This article is participating in Python Theme Month, see [event link],

The table used in this article is as follows:

Let’s take a look at the original situation before ranking:

Import pandas as pd df = pd.read_excel(r 'c :\Users\admin\Desktop\ test.xlsx ') print(df)Copy the code

result:

Name Age Score 0 Xiao Ming 23.0 78 1 Xiao Gang NaN 89 2 Xiao Hong 876.0 65 3 Li Hua 65.0 89 4 Xiao Mei NaN 43 5 Zhang SAN 34.0 90 6 Li Si NaN 34 7 Wang Wu 98.5 87Copy the code

Numerical ranking and numerical sorting are corresponding, ranking will add a column, this column is used to store the data ranking. The rankings start at 1.

The rank() method is used to rank. This method takes two arguments, the first being ascending, which indicates whether to order ascending. The default is ascending. The other is method, which indicates what happens when the values to be arranged have duplicate values

Since the function of method parameter cannot be displayed without repeated value, the data with repeated value is displayed here to observe the effect caused by different parameter values.

1 Method indicates average

Import pandas as pd df = pd.read_excel(r'C:\Users\admin\Desktop\ test.xlsx ') print(df[" score "].rank(method='average'))Copy the code

The result:

0 4.0 1 6.5 2 3.0 3 6.5 4 2.0 5 8.0 6 1.0 7 5.0 Name: float64Copy the code

Let me explain it here. Because the score column in ascending order is [34, 43, 65, 78, 87, 89, 89, 90]

Let’s take a look at some of the numbers 89, which appear twice in the results list, in 7th and 8th place (counting from 1 here).

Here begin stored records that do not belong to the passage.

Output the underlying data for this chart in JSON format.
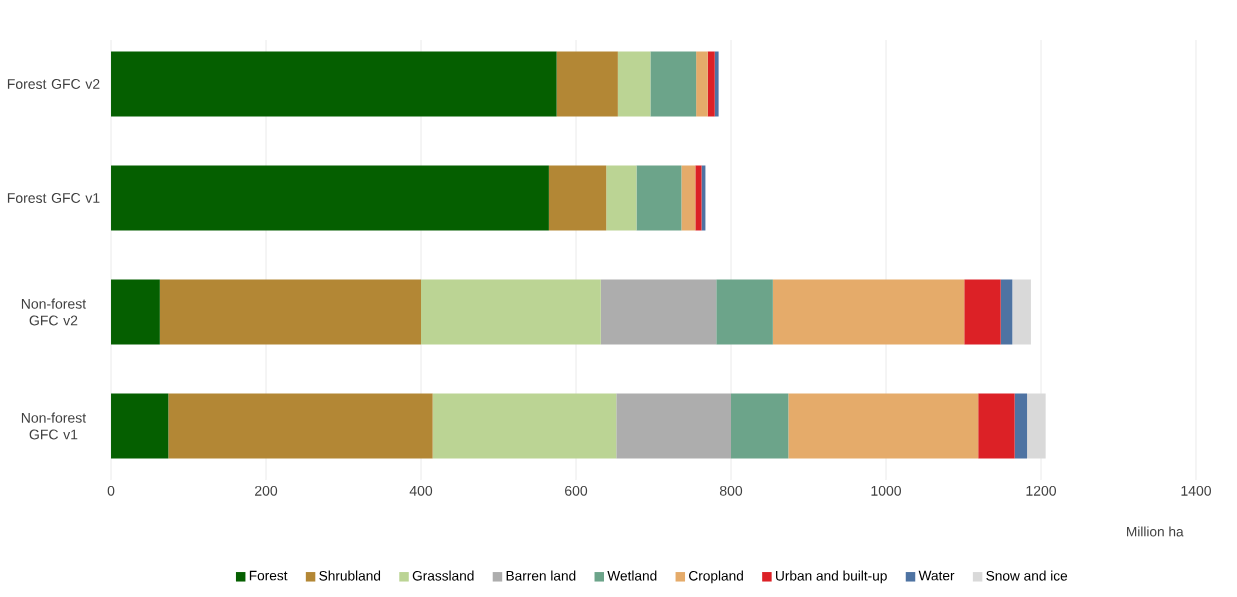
{
  "chart_data": {
    "type": "bar",
    "orientation": "horizontal",
    "stacked": true,
    "xlabel": "Million ha",
    "categories": [
      "Forest GFC v2",
      "Forest GFC v1",
      "Non-forest GFC v2",
      "Non-forest GFC v1"
    ],
    "series": [
      {
        "name": "Forest",
        "color": "#055f00",
        "values": [
          575,
          565,
          63,
          74
        ]
      },
      {
        "name": "Shrubland",
        "color": "#b38735",
        "values": [
          79,
          74,
          337,
          341
        ]
      },
      {
        "name": "Grassland",
        "color": "#bbd494",
        "values": [
          42,
          39,
          232,
          237
        ]
      },
      {
        "name": "Barren land",
        "color": "#adadad",
        "values": [
          0,
          0,
          149,
          148
        ]
      },
      {
        "name": "Wetland",
        "color": "#6ca48a",
        "values": [
          59,
          58,
          73,
          74
        ]
      },
      {
        "name": "Cropland",
        "color": "#e5ab6a",
        "values": [
          15,
          18,
          247,
          245
        ]
      },
      {
        "name": "Urban and built-up",
        "color": "#dc2126",
        "values": [
          9,
          8,
          47,
          47
        ]
      },
      {
        "name": "Water",
        "color": "#4e73a2",
        "values": [
          5,
          5,
          15,
          16
        ]
      },
      {
        "name": "Snow and ice",
        "color": "#d9d9d9",
        "values": [
          0,
          0,
          24,
          24
        ]
      }
    ],
    "xlim": [
      0,
      1400
    ],
    "xticks": [
      0,
      200,
      400,
      600,
      800,
      1000,
      1200,
      1400
    ],
    "grid": "x",
    "legend": "bottom"
  }
}
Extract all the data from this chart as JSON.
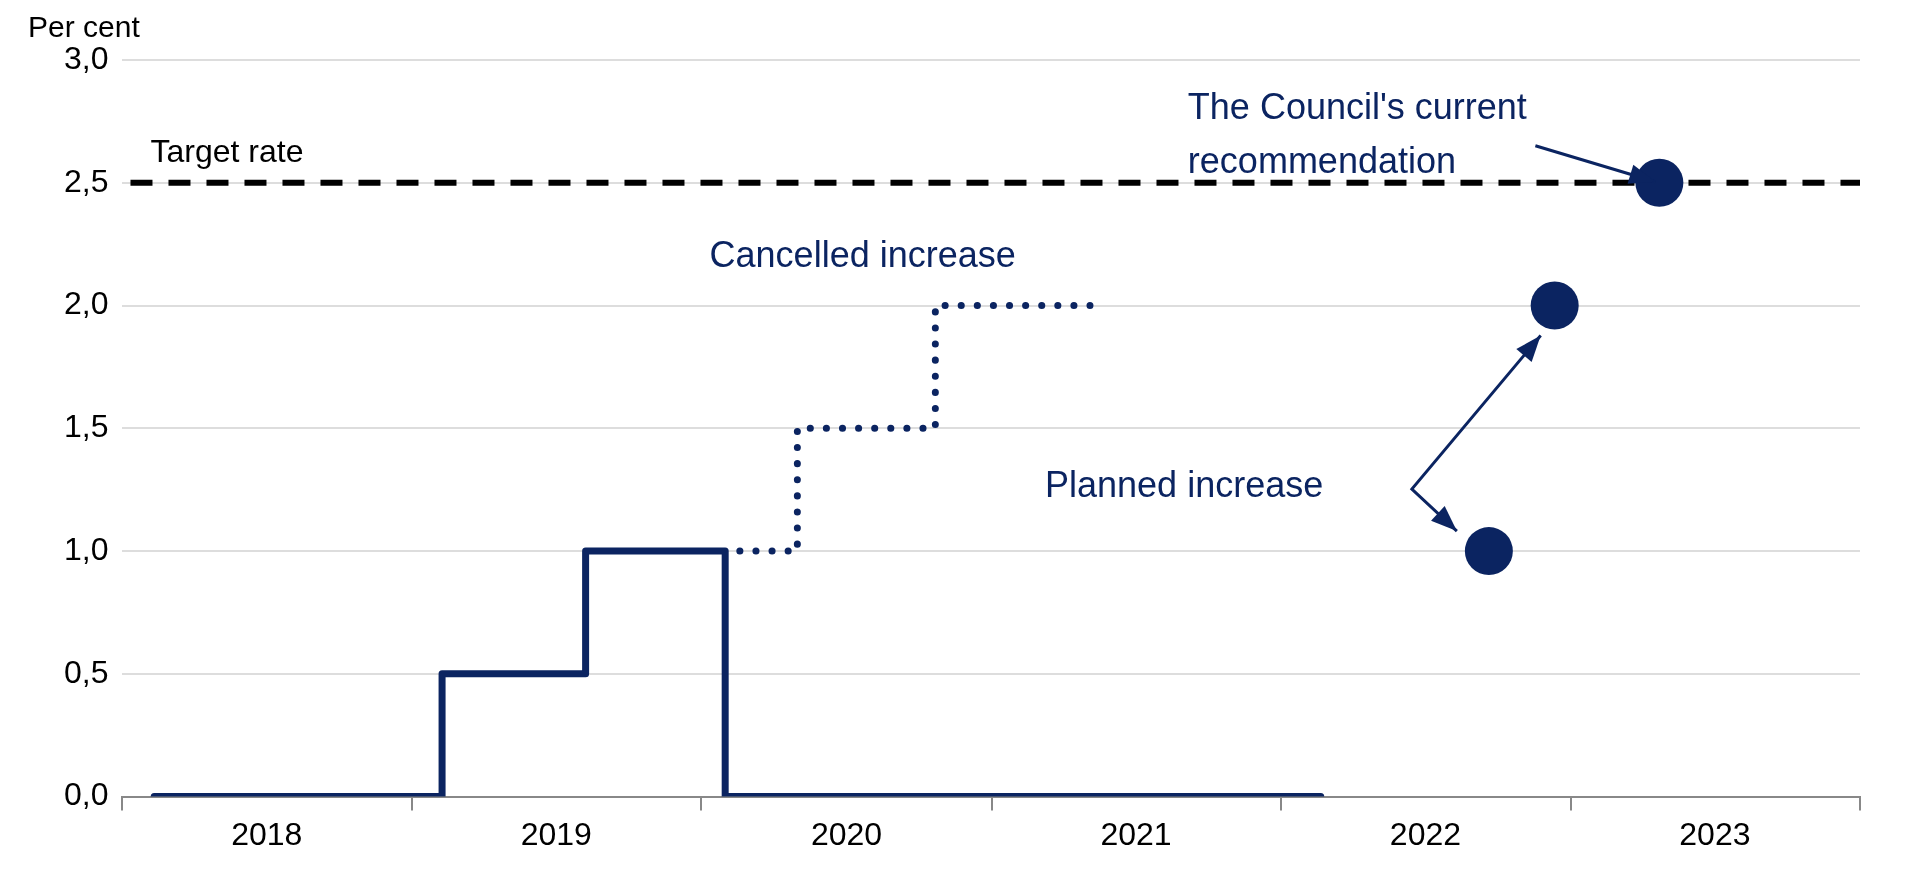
{
  "chart_data": {
    "type": "step",
    "ylabel": "Per cent",
    "xlim": [
      "2018-01-01",
      "2024-01-01"
    ],
    "xticks": [
      {
        "value": "2018-01-01",
        "label": null
      },
      {
        "value": "2018-07-02",
        "label": "2018"
      },
      {
        "value": "2019-01-01",
        "label": null
      },
      {
        "value": "2019-07-02",
        "label": "2019"
      },
      {
        "value": "2020-01-01",
        "label": null
      },
      {
        "value": "2020-07-02",
        "label": "2020"
      },
      {
        "value": "2021-01-01",
        "label": null
      },
      {
        "value": "2021-07-02",
        "label": "2021"
      },
      {
        "value": "2022-01-01",
        "label": null
      },
      {
        "value": "2022-07-02",
        "label": "2022"
      },
      {
        "value": "2023-01-01",
        "label": null
      },
      {
        "value": "2023-07-02",
        "label": "2023"
      },
      {
        "value": "2024-01-01",
        "label": null
      }
    ],
    "ylim": [
      0,
      3
    ],
    "yticks": [
      {
        "value": 0,
        "label": "0,0"
      },
      {
        "value": 0.5,
        "label": "0,5"
      },
      {
        "value": 1,
        "label": "1,0"
      },
      {
        "value": 1.5,
        "label": "1,5"
      },
      {
        "value": 2,
        "label": "2,0"
      },
      {
        "value": 2.5,
        "label": "2,5"
      },
      {
        "value": 3,
        "label": "3,0"
      }
    ],
    "grid": "y",
    "legend": false,
    "series": [
      {
        "color": "#0b2461",
        "line_style": "solid",
        "marker": "none",
        "x": [
          "2018-02-10",
          "2019-02-08",
          "2019-08-08",
          "2020-01-31",
          "2022-02-20"
        ],
        "values": [
          0,
          0.5,
          1,
          0,
          0
        ]
      },
      {
        "color": "#0b2461",
        "line_style": "dotted",
        "marker": "none",
        "x": [
          "2020-01-31",
          "2020-05-01",
          "2020-10-22",
          "2021-05-05"
        ],
        "values": [
          1,
          1.5,
          2,
          2
        ]
      },
      {
        "type": "scatter",
        "color": "#0b2461",
        "marker": "circle",
        "x": [
          "2022-09-20",
          "2022-12-12",
          "2023-04-23"
        ],
        "values": [
          1,
          2,
          2.5
        ]
      }
    ],
    "ref_lines": [
      {
        "axis": "y",
        "value": 2.5,
        "label": "Target rate",
        "color": "#000000",
        "line_style": "dashed"
      }
    ],
    "annotations": [
      "Cancelled increase",
      "Planned increase",
      {
        "text": "The Council's current recommendation",
        "x": "2023-04-23",
        "y": 2.5
      }
    ]
  }
}
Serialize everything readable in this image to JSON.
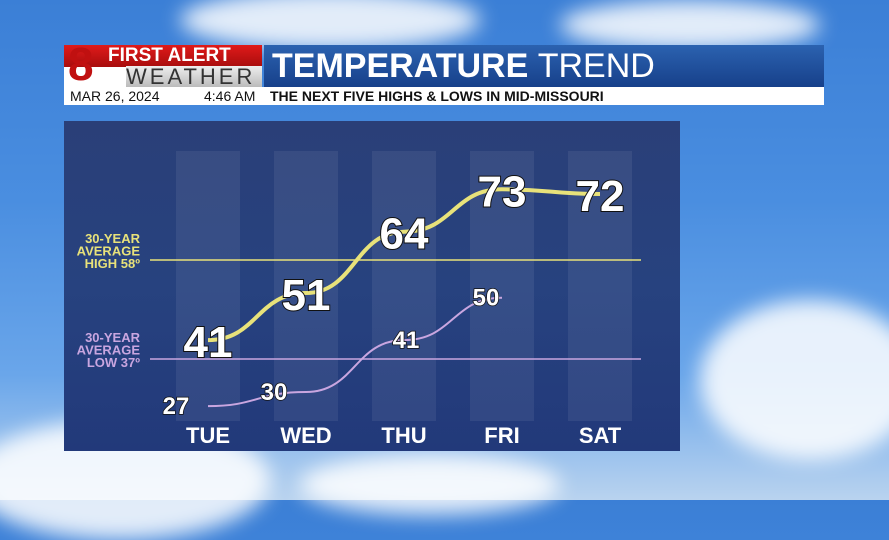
{
  "header": {
    "logo_number": "8",
    "logo_line1": "FIRST ALERT",
    "logo_line2": "WEATHER",
    "title_bold": "TEMPERATURE",
    "title_thin": "TREND",
    "date": "MAR 26, 2024",
    "time": "4:46 AM",
    "subtitle": "THE NEXT FIVE HIGHS & LOWS IN MID-MISSOURI"
  },
  "chart_data": {
    "type": "line",
    "categories": [
      "TUE",
      "WED",
      "THU",
      "FRI",
      "SAT"
    ],
    "series": [
      {
        "name": "Highs",
        "values": [
          41,
          51,
          64,
          73,
          72
        ],
        "color": "#e8e27a"
      },
      {
        "name": "Lows",
        "values": [
          27,
          30,
          41,
          50,
          null
        ],
        "color": "#c9a6e0"
      }
    ],
    "reference_lines": [
      {
        "label": [
          "30-YEAR",
          "AVERAGE",
          "HIGH 58º"
        ],
        "value": 58,
        "color": "#e8e27a"
      },
      {
        "label": [
          "30-YEAR",
          "AVERAGE",
          "LOW 37º"
        ],
        "value": 37,
        "color": "#c9a6e0"
      }
    ]
  }
}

So method=’average’ means to take the average of positions 6 and 7 of 89, so in this column 89 corresponds to row 2 and row 4 with a rank of 6.5

2 Method: The value is first

Df = pd.read_excel(r'C:\Users\admin\Desktop\ test.xlsx ') print(df[" score "].rank(method='first'))Copy the code

The result:

0 4.0 1 6.0 2 3.0 3 7.0 4 2.0 5 8.0 6 1.0 7 5.0 Name: float64Copy the code

3 method indicates min

Df = pd.read_excel(r'C:\Users\admin\Desktop\ test.xlsx ') print(df[" score "].rank(method='min'))Copy the code

The result:

0 4.0 1 6.0 2 3.0 3 6.0 4 2.0 5 8.0 6 1.0 7 5.0 Name: performance, dType: float64Copy the code

Let me explain it here. Because the score column in ascending order is [34, 43, 65, 78, 87, 89, 89, 90]

Let’s take a look at some of the numbers 89, which appear twice in the results list, in 7th and 8th place (counting from 1 here). So method=’min’ means to take the lowest value of position 6 and 7 of 89 here, which is 6, so row 2 and row 4 of 89 in this column are both ranked 6

4 method Indicates Max

Df = pd.read_excel(r'C:\Users\admin\Desktop\ test.xlsx ') print(df[" score "].rank(method=' Max '))Copy the code

The result:

0 4.0 1 7.0 2 3.0 3 7.0 4 2.0 5 8.0 6 1.0 7 5.0 Name: float64Copy the code
0 4.0 1 6.0 2 3.0 3 6.0 4 2.0 5 8.0 6 1.0 7 5.0 Name: performance, dType: float64Copy the code

Let me explain it here. Because the score column in ascending order is [34, 43, 65, 78, 87, 89, 89, 90]

Let’s take a look at some of the numbers 89, which appear twice in the results list, in 7th and 8th place (counting from 1 here). So method=’min’ means to take the maximum value of the position 6 and 7 of 89 here, which is 7, so in this column 89 corresponds to row 2 and row 4 ranking of 7

5 Default value

Df = pd.read_excel(r'C:\Users\admin\Desktop\ test.xlsx ') print(df[" score "].rank())Copy the code

result:

0 4.0 1 6.5 2 3.0 3 6.5 4 2.0 5 8.0 6 1.0 7 5.0 Name: float64Copy the code

By comparison, we can see that the default value of the method parameter is average

Finally, the method parameter values described above only work if the columns to be sorted have duplicate values.